Day One: 4:00 am
Four hours of sleep. Mexico, here we come!
My feet are so swollen, oh my god. When did I become the type of person whose feet swell? This never happened before I was pregnant. Never.
I’m so glad my baby isn’t one of the poor kids wailing about the pressure change. So glad he likes his pacifier. Aren’t babies supposed to be hard to travel with? He’s a breeze.
Dear lord it’s hot. Like breathing under a blanket. I need a nap and some water. And…that’s the line for customs? But it’s so hot! And I need a nap! Oh my god, this is hell.
On that illustrious note, our vacation began. We were spending five days at an all-inclusive resort about an hour out of Cancun, but first we had to, you know, get there.
Day Two: 10:30 am
The baby screamed all. night. long. And then I overslept – stupid time change – and the breakfast buffet is closed. I must eat or I will die. This vacation sucks.
Oh, the grill is open all day. That’s not so bad. And mmm, quesadillas. Who’d have thought of quesadillas for breakfast?
The pool is divine. And have you seen the ocean?
This vacation is awesome.
Once we got into the swing of things, the resort rocked. Happy Fun Baby took to the water like a duck to…water. Except without the feathers. And with slightly less quacking. As the days passed, my pasty white skin slowly tanned to a less pasty shade of white. I saw a shimmer in my hair that I originally thought was gray, but as it turned out was simply a blonde strand. Sun! Bleaches hair! Who’d have thunk? Not So and I got to take romantic walks along white sand beaches, listening to the crash of the surf and the wailing of the baby, and then hurried back to the air-conditioned room to drink bottles of water and try to decipher Mexican TV. And at some point I managed to finish not one but two books. Grown-up books. Books with no pictures. I am a party animal.

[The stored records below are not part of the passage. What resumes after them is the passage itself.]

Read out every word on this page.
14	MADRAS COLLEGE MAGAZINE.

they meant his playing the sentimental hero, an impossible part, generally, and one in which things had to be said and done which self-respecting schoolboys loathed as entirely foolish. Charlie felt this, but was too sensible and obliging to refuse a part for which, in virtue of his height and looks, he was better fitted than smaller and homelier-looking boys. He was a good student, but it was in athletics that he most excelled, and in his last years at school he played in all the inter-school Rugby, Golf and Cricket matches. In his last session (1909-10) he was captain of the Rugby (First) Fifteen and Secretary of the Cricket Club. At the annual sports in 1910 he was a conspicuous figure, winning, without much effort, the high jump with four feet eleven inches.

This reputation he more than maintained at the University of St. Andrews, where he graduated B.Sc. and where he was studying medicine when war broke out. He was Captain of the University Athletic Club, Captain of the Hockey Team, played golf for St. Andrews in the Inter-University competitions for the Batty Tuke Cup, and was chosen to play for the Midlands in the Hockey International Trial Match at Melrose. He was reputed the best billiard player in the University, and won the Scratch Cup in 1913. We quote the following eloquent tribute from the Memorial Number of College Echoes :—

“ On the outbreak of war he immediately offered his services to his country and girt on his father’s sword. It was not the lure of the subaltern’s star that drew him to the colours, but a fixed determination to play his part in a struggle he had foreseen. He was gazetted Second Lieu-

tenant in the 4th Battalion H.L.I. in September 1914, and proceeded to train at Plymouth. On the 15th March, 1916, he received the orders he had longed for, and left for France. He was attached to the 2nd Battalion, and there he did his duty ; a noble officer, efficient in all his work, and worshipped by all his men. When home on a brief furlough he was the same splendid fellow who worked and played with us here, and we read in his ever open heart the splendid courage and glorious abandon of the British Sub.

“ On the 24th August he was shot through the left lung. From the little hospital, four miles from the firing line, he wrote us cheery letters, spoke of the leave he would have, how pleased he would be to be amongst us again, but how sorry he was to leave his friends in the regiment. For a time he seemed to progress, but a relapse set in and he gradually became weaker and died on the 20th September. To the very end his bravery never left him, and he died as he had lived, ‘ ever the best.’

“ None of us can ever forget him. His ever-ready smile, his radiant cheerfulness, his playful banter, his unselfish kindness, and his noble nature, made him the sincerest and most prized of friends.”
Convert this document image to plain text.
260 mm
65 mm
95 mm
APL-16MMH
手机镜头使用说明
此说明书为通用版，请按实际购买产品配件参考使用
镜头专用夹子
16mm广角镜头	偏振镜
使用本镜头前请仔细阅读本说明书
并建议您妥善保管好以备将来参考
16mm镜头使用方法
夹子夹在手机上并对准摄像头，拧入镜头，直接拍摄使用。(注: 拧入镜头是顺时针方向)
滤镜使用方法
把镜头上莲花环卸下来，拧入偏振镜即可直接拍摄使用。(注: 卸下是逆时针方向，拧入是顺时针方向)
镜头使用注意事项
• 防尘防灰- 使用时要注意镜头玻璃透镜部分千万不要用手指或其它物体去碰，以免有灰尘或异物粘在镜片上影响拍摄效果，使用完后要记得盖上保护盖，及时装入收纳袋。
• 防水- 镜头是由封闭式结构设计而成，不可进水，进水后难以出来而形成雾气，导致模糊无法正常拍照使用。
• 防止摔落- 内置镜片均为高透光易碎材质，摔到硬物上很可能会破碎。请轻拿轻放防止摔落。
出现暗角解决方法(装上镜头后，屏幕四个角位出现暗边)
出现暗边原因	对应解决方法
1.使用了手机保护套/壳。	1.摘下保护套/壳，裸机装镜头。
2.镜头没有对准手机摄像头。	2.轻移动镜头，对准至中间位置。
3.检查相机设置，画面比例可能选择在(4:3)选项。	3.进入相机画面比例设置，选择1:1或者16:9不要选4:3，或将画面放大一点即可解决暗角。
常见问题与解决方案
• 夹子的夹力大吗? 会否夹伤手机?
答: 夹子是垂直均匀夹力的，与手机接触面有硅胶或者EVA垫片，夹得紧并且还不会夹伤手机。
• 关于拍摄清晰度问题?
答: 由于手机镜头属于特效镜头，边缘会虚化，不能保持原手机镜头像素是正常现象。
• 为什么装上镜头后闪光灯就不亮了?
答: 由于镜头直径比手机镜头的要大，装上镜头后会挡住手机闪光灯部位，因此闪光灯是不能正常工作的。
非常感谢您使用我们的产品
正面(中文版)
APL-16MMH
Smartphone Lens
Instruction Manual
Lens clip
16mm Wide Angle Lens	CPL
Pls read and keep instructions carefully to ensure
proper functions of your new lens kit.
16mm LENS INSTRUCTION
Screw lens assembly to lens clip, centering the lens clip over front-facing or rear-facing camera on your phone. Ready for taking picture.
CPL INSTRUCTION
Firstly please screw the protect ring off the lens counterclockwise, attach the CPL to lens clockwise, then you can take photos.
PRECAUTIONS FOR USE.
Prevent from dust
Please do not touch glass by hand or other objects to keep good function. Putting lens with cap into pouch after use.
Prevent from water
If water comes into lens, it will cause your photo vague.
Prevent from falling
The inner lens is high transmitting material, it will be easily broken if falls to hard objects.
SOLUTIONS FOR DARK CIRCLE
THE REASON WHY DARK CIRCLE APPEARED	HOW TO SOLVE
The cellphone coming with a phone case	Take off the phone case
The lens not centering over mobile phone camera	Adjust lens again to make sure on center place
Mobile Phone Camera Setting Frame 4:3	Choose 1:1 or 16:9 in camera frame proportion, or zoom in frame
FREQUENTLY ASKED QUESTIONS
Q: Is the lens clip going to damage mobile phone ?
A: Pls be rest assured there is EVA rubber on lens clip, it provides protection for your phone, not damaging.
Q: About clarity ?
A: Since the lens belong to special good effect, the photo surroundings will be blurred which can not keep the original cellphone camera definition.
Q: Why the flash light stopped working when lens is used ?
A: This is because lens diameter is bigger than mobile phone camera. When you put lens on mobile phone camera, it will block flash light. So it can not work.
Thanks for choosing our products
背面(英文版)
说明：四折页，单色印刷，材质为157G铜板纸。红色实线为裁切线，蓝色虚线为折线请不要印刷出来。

The ocean was so beautiful it was unreal. I’d never been to the Caribbean before, and the clear turquoise water was amazing. And warm! Oceans should always be warm. I was telling Not So, if the ocean in Santa Cruz had been warm I might have been tempted to take up surfing. And not, for example, have become a pale, moody goth. Just as an example.
So batteries = recharged, and life = good. Cranky Mama’s cranky meter is at an all-time low. Let that be a lesson to you, universe: when the going gets tough, the tough sends me to an all-inclusive resort.